遮熱塗料とは?遮熱塗料の効果からよくある問い合わせまでご紹介


近年、「遮熱」というワードを耳にする機会が増えてきました。地球温暖化の影響で日本の夏の気温は年々上昇傾向にあり、快適な室内環境の維持が重要な課題となっています。そのような中で、住まいの省エネ対策として遮熱塗料を選択される方が増加しています。
今回はそんな遮熱塗料の効果や特性についてよくある疑問と回答をいたします。
目次
遮熱塗料とは

遮熱塗料とは、太陽光から放射される近赤外線領域の光を反射し、塗装表面の温度上昇を抑制する機能を持つ塗料です。近赤外線とは、太陽光に含まれる電磁波の一種で、波長が約780~2500nmの光です。
近赤外線は目に見えませんそのため、遮熱塗料を塗装することで、建物への熱の蓄積を軽減し、室内温度の上昇を抑える効果が期待できます。

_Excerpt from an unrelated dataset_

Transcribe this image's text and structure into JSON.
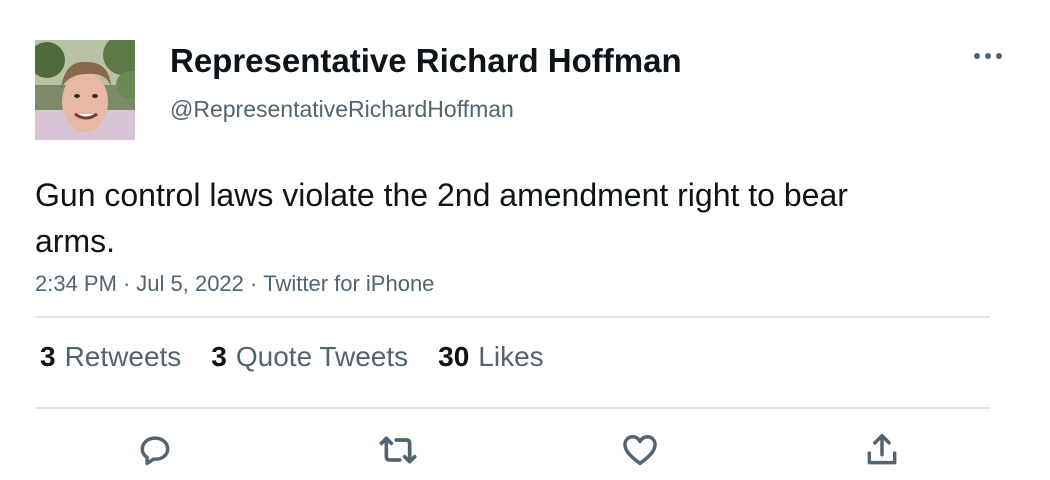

ちなみに屋根用の遮熱塗料は「JIS K 5675屋根用高日射反射率塗料」という日本工業規格で明確な性能基準が定められています(下記詳細)。
・高明度領域 (明度80以上): 日射反射率80%以上の数値」が必要
・中明度領域 (明度41~79): 日射反射率は明度以上の数値」が必要
・低明度領域 (明度40以下): 日射反射率は40%以上の数値」が必要
※日射反射率:太陽光の近赤外領域の光を反射する割合のこと。
一方で、外壁用の遮熱塗料については現時点で明確な性能基準は設けられていません。そのため、屋根塗料はJIS規格の有無により遮熱性を判断することができますが、外壁塗料はJIS規格がないため、製品選定の際は各メーカーの試験データや性能証明などを参考にすることをお勧めします。
遮熱塗料の効果とは

ここからは遮熱塗料を使用し得られる効果についてご説明します。
①塗装表面の温度上昇を抑制させる
遮熱塗料は近赤外線を反射するため、建物の表面温度を下げ、結果として室内の温度上昇も抑える効果があります。これによって夏の暑い時期でも室内が涼しくなり、今までより快適に過ごすことができるようになります。
②省エネルギー効果
夏の室内温度が低く保たれることで、空調設備の使用が減少し、電気代の節約につながります。特に夏場のエアコン利用が減少するため、エネルギーの効率的な使用が可能となります。
※建物の開口部の数・大きさや断熱材の影響により、室内温度変化・電気消費量は変動する場合があります。
③建物の保護
遮熱塗料は赤外線や熱から建物を守る効果があるため、外壁の劣化を防ぎ建物の寿命を延ばすことができます。
このように遮熱塗料には、近年の気温上昇に適応した機能及び効果があるのです。
遮熱塗料に関するよくある問い合わせ

Q1.:色によって遮熱効果に差はあるのか?
A1.:色によって遮熱効果に差は生じます。
遮熱効果を発揮する要因は以下の2つです。
①色:白に近い(明度が高い)ほど遮熱効果が高い
②顔料 :遮熱顔料を使用しているかで遮熱効果に差が出る
そのため、白に近い色の方が黒に近い色よりも遮熱効果が高くなります。よって、遮熱塗料の黒色と非遮熱塗料の白色を比較すると、日射反射率は非遮熱塗料の白色の方が高い結果となります。

Q2.:遮熱塗料と一般塗料との耐候性の違いは?
A2.:耐候性の違いはありません。
耐候性の違いは主に樹脂の種類(ウレタン・シリコン・フッ素等)によって決まります。また、遮熱効果は顔料によって発揮されるため、同じ樹脂を使用した遮熱塗料と非遮熱塗料では耐候性は同等になります。
そのため、耐候性を確認される場合は使用されている樹脂の種類をご確認ください。
Q3.:遮熱塗料を施工すると冬期は室内が寒くなるのか?
A3.:冬の室内温度への影響は低いと考えられます。当社では遮熱塗料が冬の住宅に与える影響について検証試験を実施いたしました。
冬は以下の要因により。室内温度の影響は低いと考えられます。
①日射強度の違い
太陽光自体は季節による違いはありませんが、太陽光が地面に当たる日射強度が違います。
冬は太陽光の照射角度が低いため日射強度は弱く、夏は太陽光の照射角度が高くなるため日射強度が強くなります。

②日射量の違い
冬は夏に比べて日照時間も短いため、日射量が少なくなります。下表に、冬と夏の1㎡当たりの平均日射量を示します。夏に比べると冬は平均日射量が約1/2になることがわかります。

詳細は下記記事をご覧ください。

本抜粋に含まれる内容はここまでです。